Lina couldn’t stop her lips from twitching. Extroverted, cocky, larger than life Chase probably would, at that. Maybe Vi’s attempts to “kill” Chase were still a little funny.

“Of course, Chase is a trouble-maker,” Jake said. “Adrenaline junkie. Me, I’m more the calm, quiet type.”

Lina took a moment to look that lean, powerful body up and down. (Nobody could blame her for taking her time with that, could they? Not every day a woman got a chance to eye a body like that so slowly and then pretend she was dismissive of it. All those thoughts that didn’t want to behave bumped against the lid of that box she was trying to keep them in.) “…Right.”

That tiny, secret curl of his lips again, like he would just never let her in on the damn joke. “Patient,” he said. “Thorough.”

Okay, her mind just went somewhere dimly lit and horizontal where he could be patient and thorough as he…

She scrubbed her face and frowned at the black globe of sugar. “I’ll make you another one. Don’t act desperate.”

Hazel eyes held hers a moment, faintly narrowing. “…Desperate?”

“You can’t be that hungry,” she clarified.

“I’m guessing you don’t know much about hunger.”

For some blasted reason, that did a whole tumult of things to her middle, as if a slumbering volcano had just rolled over in her belly and thought about waking up.

Jake picked up the spoon she’d used a bit earlier and eyed the blackened sugar globe as if planning his attack on it.

She grabbed his hand and pressed it down to the counter. “Will you wait one minute! I’ll make you a good one.”

His gaze dropped to her pale gold hand on his darker, freckled one, hazel eyes hidden by stubby, sandy lashes. His hand was large and warm under hers. Her callused, capable hand looked suddenly absurdly small.

She pulled it back so it could go back to looking its capable, strong self again.

He flexed his hand carefully. “I could eat both.

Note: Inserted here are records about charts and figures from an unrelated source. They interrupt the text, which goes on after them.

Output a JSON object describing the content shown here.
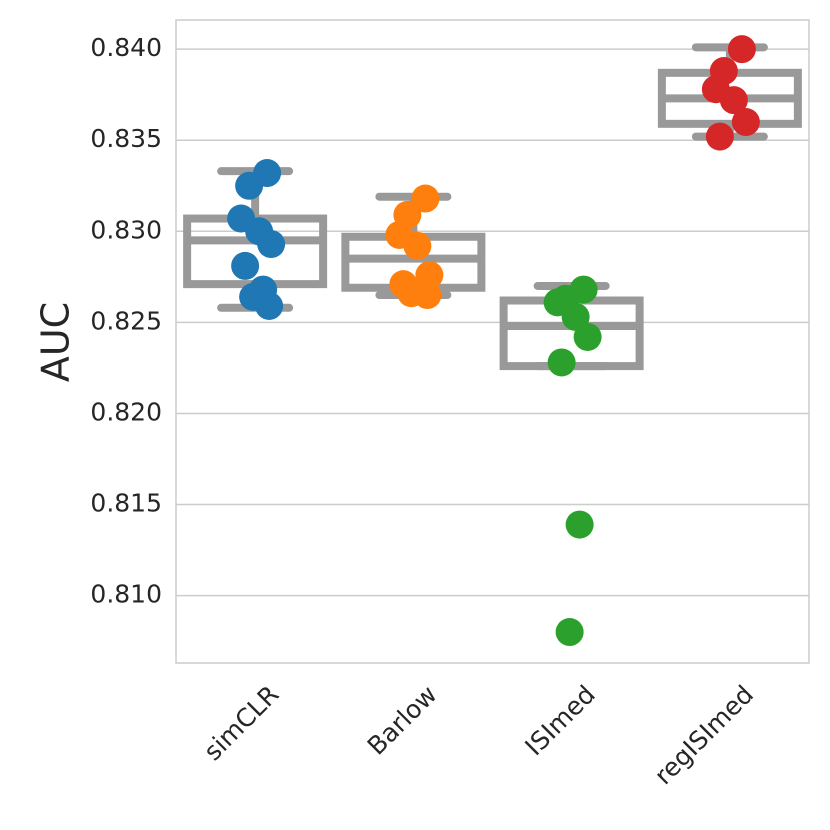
{
  "chart_data": {
    "type": "box",
    "title": "",
    "xlabel": "",
    "ylabel": "AUC",
    "ylim": [
      0.8063,
      0.8416
    ],
    "yticks": [
      0.81,
      0.815,
      0.82,
      0.825,
      0.83,
      0.835,
      0.84
    ],
    "ytick_labels": [
      "0.810",
      "0.815",
      "0.820",
      "0.825",
      "0.830",
      "0.835",
      "0.840"
    ],
    "grid": true,
    "categories": [
      "simCLR",
      "Barlow",
      "ISImed",
      "regISImed"
    ],
    "box_color": "#999999",
    "series": [
      {
        "category": "simCLR",
        "color": "#1f77b4",
        "points": [
          0.8332,
          0.8325,
          0.8307,
          0.83,
          0.8293,
          0.8281,
          0.8268,
          0.8264,
          0.8259
        ],
        "box": {
          "whisker_low": 0.8258,
          "q1": 0.8271,
          "median": 0.8295,
          "q3": 0.8307,
          "whisker_high": 0.8333
        }
      },
      {
        "category": "Barlow",
        "color": "#ff7f0e",
        "points": [
          0.8318,
          0.8309,
          0.8298,
          0.8292,
          0.8276,
          0.8271,
          0.8268,
          0.8266,
          0.8265
        ],
        "box": {
          "whisker_low": 0.8265,
          "q1": 0.8269,
          "median": 0.8285,
          "q3": 0.8297,
          "whisker_high": 0.8319
        }
      },
      {
        "category": "ISImed",
        "color": "#2ca02c",
        "points": [
          0.8268,
          0.8263,
          0.8261,
          0.8253,
          0.8242,
          0.8228,
          0.8139,
          0.808
        ],
        "box": {
          "whisker_low": 0.8226,
          "q1": 0.8226,
          "median": 0.8248,
          "q3": 0.8262,
          "whisker_high": 0.827
        }
      },
      {
        "category": "regISImed",
        "color": "#d62728",
        "points": [
          0.84,
          0.8388,
          0.8378,
          0.8372,
          0.836,
          0.8352
        ],
        "box": {
          "whisker_low": 0.8352,
          "q1": 0.8359,
          "median": 0.8373,
          "q3": 0.8387,
          "whisker_high": 0.8401
        }
      }
    ]
  }
}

There’s no point this one going to waste.”

“Shh,” she said, and his lips curled again.

She had made a dozen sugar globes for experimental purposes, because she was trying to be normal again. Just be herself. Even if “Lina Farah” felt like an alien, someone she couldn’t recognize in her own mother’s photos of her, she could at least try. Follow the recipe of who she was. Make desserts and pretend she could make her world secure again.